Louise Farrenc (1804-75) was a French composer and virtuoso pianist. Highly-acclaimed during her lifetime, she is unquestionably deserving of our continued admiration today. You can hear the classical influence of her teacher in composition, Hummel, in many of her works. Yet like her male contemporaries, she experimented with increasingly complex harmonies and compositional structures throughout her lifetime. Robert Schumann spoke highly of her piano compositions. Today she is particularly respected for her large collection of chamber music.
It’s no secret that many women wrote music prolifically only to be under-recognised or completely forgotten. As with so many things, our musical traditions favoured the repeated performances by a handful of famous men. I am grateful for recent movement to increase diversity in programming classical music concerts. This has led to the rediscovery of many wonderful female composers. Their works are now available again in published sheet music. Increasingly record labels and streaming services such as Spotify have these great musical treasures on line.

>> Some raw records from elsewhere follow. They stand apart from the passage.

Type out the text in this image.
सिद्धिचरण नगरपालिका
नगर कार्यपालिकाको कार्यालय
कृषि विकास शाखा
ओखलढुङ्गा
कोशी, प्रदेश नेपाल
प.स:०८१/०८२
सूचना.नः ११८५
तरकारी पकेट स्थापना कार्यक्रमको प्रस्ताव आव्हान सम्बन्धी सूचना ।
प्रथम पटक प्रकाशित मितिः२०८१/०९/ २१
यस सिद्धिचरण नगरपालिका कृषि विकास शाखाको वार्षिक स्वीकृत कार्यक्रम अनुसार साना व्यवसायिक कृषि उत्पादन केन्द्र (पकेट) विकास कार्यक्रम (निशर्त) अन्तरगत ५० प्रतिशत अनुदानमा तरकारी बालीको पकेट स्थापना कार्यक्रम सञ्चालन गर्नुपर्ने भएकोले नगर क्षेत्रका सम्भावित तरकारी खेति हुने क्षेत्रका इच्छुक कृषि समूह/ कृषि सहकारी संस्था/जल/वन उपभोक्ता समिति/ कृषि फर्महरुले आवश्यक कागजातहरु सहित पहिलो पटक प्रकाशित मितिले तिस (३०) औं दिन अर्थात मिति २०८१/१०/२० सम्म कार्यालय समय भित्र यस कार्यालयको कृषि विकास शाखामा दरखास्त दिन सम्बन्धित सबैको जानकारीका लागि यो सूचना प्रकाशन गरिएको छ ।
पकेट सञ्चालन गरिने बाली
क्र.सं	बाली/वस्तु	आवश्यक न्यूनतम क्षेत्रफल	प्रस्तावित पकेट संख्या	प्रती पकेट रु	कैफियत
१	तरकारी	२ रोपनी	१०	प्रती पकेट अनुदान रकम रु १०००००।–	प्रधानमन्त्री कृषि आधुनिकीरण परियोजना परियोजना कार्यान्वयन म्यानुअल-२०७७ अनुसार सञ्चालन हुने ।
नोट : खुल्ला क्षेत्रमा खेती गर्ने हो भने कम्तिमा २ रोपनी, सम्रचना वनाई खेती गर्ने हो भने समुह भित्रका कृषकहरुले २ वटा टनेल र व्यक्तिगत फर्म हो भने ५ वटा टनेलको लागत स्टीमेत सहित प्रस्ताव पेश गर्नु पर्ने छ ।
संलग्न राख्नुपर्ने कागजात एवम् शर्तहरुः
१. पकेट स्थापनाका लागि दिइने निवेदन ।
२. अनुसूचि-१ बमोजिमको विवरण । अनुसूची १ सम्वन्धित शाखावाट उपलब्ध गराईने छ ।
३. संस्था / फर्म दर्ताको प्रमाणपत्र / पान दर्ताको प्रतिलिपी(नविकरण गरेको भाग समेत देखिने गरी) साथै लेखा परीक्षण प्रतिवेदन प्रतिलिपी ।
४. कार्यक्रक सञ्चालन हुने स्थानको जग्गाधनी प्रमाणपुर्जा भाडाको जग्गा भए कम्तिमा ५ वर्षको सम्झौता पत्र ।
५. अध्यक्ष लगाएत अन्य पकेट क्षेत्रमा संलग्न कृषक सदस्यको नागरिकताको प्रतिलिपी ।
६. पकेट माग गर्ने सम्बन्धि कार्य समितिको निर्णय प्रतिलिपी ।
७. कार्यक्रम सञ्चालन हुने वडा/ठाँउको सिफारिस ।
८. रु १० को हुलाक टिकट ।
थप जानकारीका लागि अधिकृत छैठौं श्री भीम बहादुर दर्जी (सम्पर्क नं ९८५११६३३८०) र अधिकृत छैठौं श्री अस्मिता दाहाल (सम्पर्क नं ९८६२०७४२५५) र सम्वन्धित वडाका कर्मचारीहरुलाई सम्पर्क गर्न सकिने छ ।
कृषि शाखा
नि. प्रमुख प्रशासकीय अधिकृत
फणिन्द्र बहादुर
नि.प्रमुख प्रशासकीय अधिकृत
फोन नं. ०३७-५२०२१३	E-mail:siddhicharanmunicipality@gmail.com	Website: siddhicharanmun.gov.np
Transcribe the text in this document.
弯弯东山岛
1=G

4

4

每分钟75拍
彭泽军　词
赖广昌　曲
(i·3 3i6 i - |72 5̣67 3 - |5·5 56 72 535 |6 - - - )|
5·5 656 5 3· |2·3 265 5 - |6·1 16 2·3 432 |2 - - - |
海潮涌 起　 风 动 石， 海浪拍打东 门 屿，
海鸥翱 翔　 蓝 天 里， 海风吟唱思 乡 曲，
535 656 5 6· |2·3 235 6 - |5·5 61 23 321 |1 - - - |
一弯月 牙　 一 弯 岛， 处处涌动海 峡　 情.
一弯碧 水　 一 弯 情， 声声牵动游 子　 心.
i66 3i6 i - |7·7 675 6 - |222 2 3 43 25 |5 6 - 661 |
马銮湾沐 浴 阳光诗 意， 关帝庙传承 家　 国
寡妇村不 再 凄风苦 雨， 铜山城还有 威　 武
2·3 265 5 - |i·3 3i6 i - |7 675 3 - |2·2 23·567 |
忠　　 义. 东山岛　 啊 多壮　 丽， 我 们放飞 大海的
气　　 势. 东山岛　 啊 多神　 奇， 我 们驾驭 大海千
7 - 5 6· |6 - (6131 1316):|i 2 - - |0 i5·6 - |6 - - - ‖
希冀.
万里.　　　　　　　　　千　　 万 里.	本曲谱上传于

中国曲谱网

Variations brillante sur la cavatina d’Anna Bolena de Donizetti
Variations brillante sur la cavatina d’Anna Bolena de Donizetti (Op. 15) should be the first port of call for any bel canto opera-lovers. In turns charming and virtuosic, you can decide which is more fun, to listen to or to play this set.
Variations brillante sur un theme du Colporteur de George Onslow
Variations brillante sur un theme du Colporteur de George Onslow (Op. 10) bears similarities to Mozart’s Fantasy in C Minor and Beethoven’s 32 Variations in C Minor. This work takes themes from La Colporteur (The Peddler), a forgotten opera by composer George Onslow (1784-53). Following a dramatic overture-style opening, the variations are alternately lyrical and virtuosic.
Etudes (Op. 26) range from the singable melodies of the late Classical period to fugues in the traditional Baroque style to virtuosic showpieces. All are well-crafted musically and fall nicely under the fingers. They are go-to pieces for anyone who enjoys playing Bach fugues and toccatas, Schubert Impromptus, Mendelssohn’s Songs without Words, or Beethoven Sonatas. Download the score.
Valse brillante in E-flat Major
Valse brillante in E-flat Major (Op. 48) sparkles across the keyboard with Chopinesque gaiety. In turns, it is sentimental, in others flamboyant. Download the score.
Nocturne in E-flat Major
Nocturne in E-flat Major (Op. 49) is every bit as charming as any from the famous set of Nocturnes by Chopin, and similarly shows the influence of the Irish composer John Field.